If $X$ is first countable and dense subset of regular space $Y$, can we say $Y$ has a countable local base for all $x\in X$? I think, we need construct a new local base in $Y$?
thanks,
If $X$ is first countable and dense subset of regular space $Y$, can we say $Y$ has a countable local base for all $x\in X$? I think, we need construct a new local base in $Y$?
thanks,
$\newcommand{\cl}{\operatorname{cl}}\newcommand{\int}{\operatorname{int}}$Yes, the conjecture is true.
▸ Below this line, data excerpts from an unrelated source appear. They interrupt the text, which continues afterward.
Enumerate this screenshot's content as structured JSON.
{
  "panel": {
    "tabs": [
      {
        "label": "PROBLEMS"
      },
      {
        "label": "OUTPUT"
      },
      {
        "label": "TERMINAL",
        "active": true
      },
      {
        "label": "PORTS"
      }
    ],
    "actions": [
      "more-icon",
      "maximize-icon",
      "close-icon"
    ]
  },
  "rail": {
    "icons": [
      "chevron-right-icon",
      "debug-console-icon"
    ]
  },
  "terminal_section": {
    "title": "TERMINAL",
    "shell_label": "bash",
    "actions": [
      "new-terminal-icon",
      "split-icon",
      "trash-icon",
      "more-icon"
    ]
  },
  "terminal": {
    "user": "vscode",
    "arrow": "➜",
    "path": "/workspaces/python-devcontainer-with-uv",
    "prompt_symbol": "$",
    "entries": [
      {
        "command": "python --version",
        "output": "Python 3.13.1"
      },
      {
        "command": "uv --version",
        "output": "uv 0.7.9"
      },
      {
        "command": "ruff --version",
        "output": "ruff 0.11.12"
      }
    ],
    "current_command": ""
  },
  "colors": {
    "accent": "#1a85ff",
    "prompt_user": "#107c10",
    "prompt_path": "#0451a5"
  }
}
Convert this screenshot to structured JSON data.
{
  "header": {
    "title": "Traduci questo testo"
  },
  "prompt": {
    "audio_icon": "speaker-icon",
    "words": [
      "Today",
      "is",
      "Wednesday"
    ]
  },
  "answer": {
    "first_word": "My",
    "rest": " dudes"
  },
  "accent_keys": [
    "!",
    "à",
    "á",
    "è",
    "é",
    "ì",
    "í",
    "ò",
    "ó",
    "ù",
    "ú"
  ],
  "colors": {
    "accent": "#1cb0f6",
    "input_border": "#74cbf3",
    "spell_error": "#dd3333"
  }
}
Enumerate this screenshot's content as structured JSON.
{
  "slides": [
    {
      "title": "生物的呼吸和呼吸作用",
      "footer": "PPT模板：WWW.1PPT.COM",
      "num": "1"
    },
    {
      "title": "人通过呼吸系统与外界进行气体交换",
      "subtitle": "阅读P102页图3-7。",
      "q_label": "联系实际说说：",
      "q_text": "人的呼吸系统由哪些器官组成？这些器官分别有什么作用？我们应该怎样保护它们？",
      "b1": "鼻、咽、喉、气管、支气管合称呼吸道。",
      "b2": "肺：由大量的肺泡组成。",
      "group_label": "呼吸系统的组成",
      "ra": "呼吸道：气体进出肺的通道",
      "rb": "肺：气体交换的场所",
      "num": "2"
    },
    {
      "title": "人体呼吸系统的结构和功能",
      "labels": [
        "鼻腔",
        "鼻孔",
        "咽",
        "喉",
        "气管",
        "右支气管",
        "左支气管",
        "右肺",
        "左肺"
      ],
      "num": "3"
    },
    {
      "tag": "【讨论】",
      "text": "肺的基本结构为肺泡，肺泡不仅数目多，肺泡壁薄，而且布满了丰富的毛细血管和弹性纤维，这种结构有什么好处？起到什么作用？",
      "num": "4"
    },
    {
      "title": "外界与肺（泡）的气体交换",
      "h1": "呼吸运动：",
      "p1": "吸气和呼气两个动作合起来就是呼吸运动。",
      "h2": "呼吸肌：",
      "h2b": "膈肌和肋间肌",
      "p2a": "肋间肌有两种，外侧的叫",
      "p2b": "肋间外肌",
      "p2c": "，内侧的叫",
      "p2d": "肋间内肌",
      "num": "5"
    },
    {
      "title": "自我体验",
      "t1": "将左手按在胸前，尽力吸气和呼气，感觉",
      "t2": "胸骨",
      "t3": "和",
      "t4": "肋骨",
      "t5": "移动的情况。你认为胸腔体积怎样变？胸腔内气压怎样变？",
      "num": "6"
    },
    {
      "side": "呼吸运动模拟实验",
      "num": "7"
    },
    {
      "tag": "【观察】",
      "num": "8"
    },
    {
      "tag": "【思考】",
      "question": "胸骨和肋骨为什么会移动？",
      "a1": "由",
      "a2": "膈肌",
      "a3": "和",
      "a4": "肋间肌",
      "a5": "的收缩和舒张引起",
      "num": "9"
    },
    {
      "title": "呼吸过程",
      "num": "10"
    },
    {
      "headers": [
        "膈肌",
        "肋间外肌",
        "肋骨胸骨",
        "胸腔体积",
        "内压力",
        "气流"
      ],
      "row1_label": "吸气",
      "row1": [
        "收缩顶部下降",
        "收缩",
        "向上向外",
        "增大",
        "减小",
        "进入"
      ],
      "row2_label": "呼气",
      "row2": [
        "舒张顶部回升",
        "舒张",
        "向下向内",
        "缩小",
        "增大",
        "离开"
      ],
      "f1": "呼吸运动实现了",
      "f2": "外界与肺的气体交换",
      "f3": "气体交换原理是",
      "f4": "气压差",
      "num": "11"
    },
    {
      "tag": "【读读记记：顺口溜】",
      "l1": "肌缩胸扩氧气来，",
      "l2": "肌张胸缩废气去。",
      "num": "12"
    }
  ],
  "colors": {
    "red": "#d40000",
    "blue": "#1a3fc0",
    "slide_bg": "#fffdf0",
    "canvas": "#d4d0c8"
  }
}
Let $X$ be a dense subset of a $T_3$-space $Y$, let $x\in X$, and let $\mathscr{B}$ be a local base at $x$ in the space $X$, not $Y$. If $\mathscr{B}$ is countable, we may assume that $\mathscr{B}=\{B_n:n\in\Bbb N\}$, and we may use the regularity of $Y$ to assume further that $\cl_X B_{n+1}\subseteq B_n$ for each $n\in\Bbb N$. For $n\in\Bbb N$ let $V_n=\int_Y\cl_YB_n$, and let $\mathscr{V}=\{V_n:n\in\Bbb N\}$. Clearly $\mathscr{V}$ is a family of open neighborhoods of $x$ in $Y$, and I claim that it’s a local base at $x$.
To see this, let $U$ be any open nbhd of $x$ in $Y$. $Y$ is regular, so there is an open $W$ in $Y$ such that $x\in W\subseteq\cl_YW\subseteq U$. $W\cap X$ is an open nbhd of $x$ in $X$, so there is an $n\in\Bbb N$ such that $x\in B_n\subseteq W\cap X$. Then $x\in V_n=\int_Y\cl_YB_n\subseteq\int_Y\cl_Y(W\cap X)\subseteq\int_Y\cl_YW\subseteq\int_YU=U\;,$ i.e., $x\in V_n\subseteq U$. $U$ was an arbitrary open nbhd of $x$ in $Y$, so $\mathscr{V}$ is a local base at $x$ in $Y$.
It follows that if $X$ is first countable as a space, each point of $X$ is a point of first countability of $Y$.